Lastly, we discussed the operational impacts of increasing renewable penetration on hydro operation. Hydro needed to be scheduled in response to the wind forecast while increasing wind penetration also increased the variation in hydro scheduling. There was found to be a large operating cost increase if you did not shift hydro commitments in response to the wind forecast -- obviously hydro has the flexibility to move while wind does not.
With regard to pumped hydro, it was found that if you have it, the system will use it, but there was no incentive to add more. This seemed counter to the conventional wisdom so much of the ensuing discussion focused on this topic. The researchers reported that increasing pumped storage increased overall costs. As you increased renewable penetration, the storage ran more. As you forced the storage to run more, it drove costs up. It was found that, even with 30 percent wind penetration, the WestConnect footprint has sufficient pumped storage and no more is needed. Exploring this further, the group concluded that the pumped hydro may be more useful in a smaller footprint. In a larger area, it was preferable to use the system as storage. As part of this discussion, one participant from Ireland noted that studies on their system demonstrated a similar result and that pumped storage was not needed until renewable penetration reached as high as 50 percent. There, it was found that the capacity cost of pumped hydro displaced other capacity costs. But, it only provides capacity if you fill it. Thus, you need to reach the higher wind penetration levels before the pumped storage pays out.
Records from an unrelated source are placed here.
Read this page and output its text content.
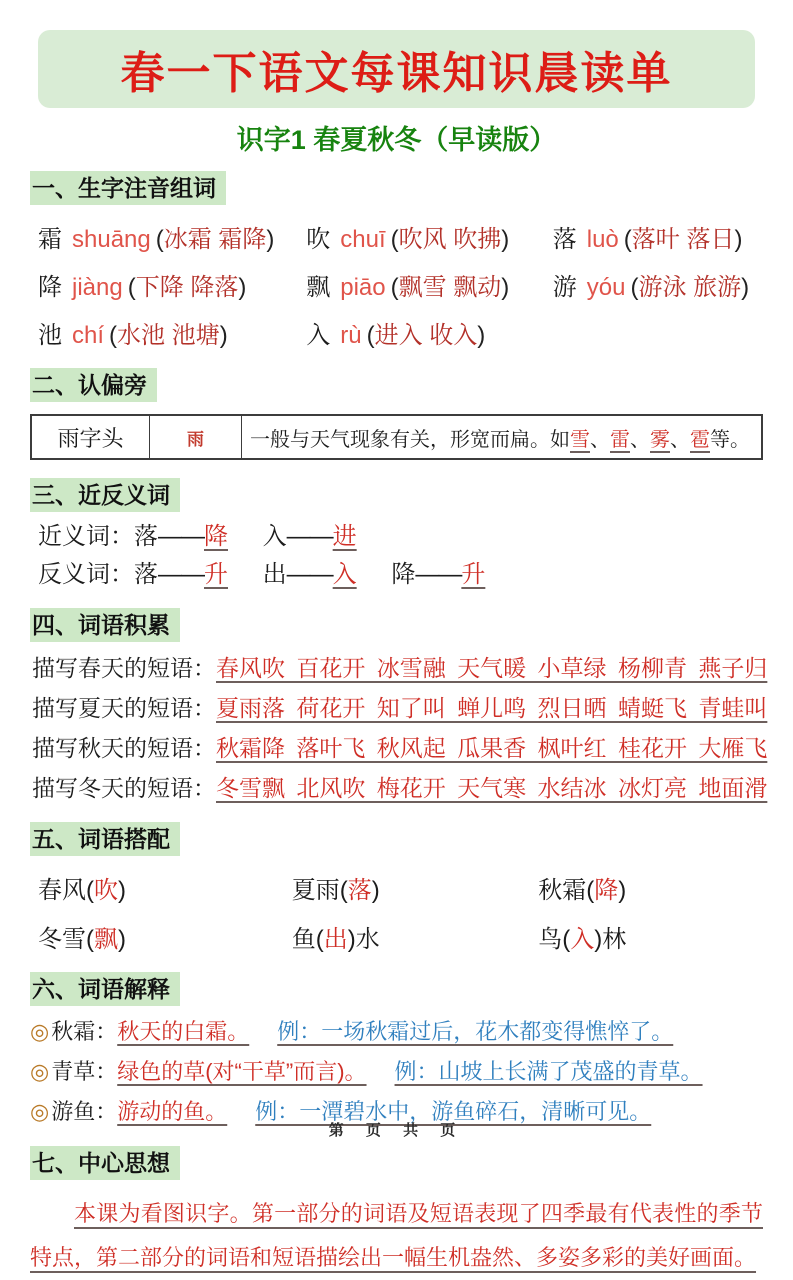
春一下语文每课知识晨读单
识字1 春夏秋冬（早读版）
一、生字注音组词
霜 shuāng (冰霜 霜降)	吹 chuī (吹风 吹拂)	落 luò (落叶 落日)
降 jiàng (下降 降落)	飘 piāo (飘雪 飘动)	游 yóu (游泳 旅游)
池 chí (水池 池塘)	入 rù (进入 收入)
二、认偏旁
雨字头	雨 一般与天气现象有关，形宽而扁。如 雪 、 雷 、 雾 、 雹 等。
三、近反义词
近义词：落——降 入——进
反义词：落——升 出——入 降——升
四、词语积累
描写春天的短语：春风吹 百花开 冰雪融 天气暖 小草绿 杨柳青 燕子归
描写夏天的短语：夏雨落 荷花开 知了叫 蝉儿鸣 烈日晒 蜻蜓飞 青蛙叫
描写秋天的短语：秋霜降 落叶飞 秋风起 瓜果香 枫叶红 桂花开 大雁飞
描写冬天的短语：冬雪飘 北风吹 梅花开 天气寒 水结冰 冰灯亮 地面滑
五、词语搭配
春风(吹)	夏雨(落)	秋霜(降)
冬雪(飘)	鱼(出)水	鸟(入)林
六、词语解释
◎秋霜：秋天的白霜。 例：一场秋霜过后，花木都变得憔悴了。
◎青草：绿色的草(对“干草”而言)。 例：山坡上长满了茂盛的青草。
◎游鱼：游动的鱼。 例：一潭碧水中，游鱼碎石，清晰可见。
七、中心思想
本课为看图识字。第一部分的词语及短语表现了四季最有代表性的季节特点，第二部分的词语和短语描绘出一幅生机盎然、多姿多彩的美好画面。
第 页 共 页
So ended a valuable update to this important research initiative. The day concluded with some discussion of next steps and areas of focus as the project moves forward. One shortcoming, as noted earlier, is the dearth of solar data. To model increasing photovoltaic penetration, the project needs more one-minute PV data. Presently, the only one-minute PV data available to the project is from the 4 MW Springerville project in Arizona. Though there are two larger PV projects currently in operation -- notably Nellis AFB and Alamosa, CO -- this data is apparently not being made available to this study. Why?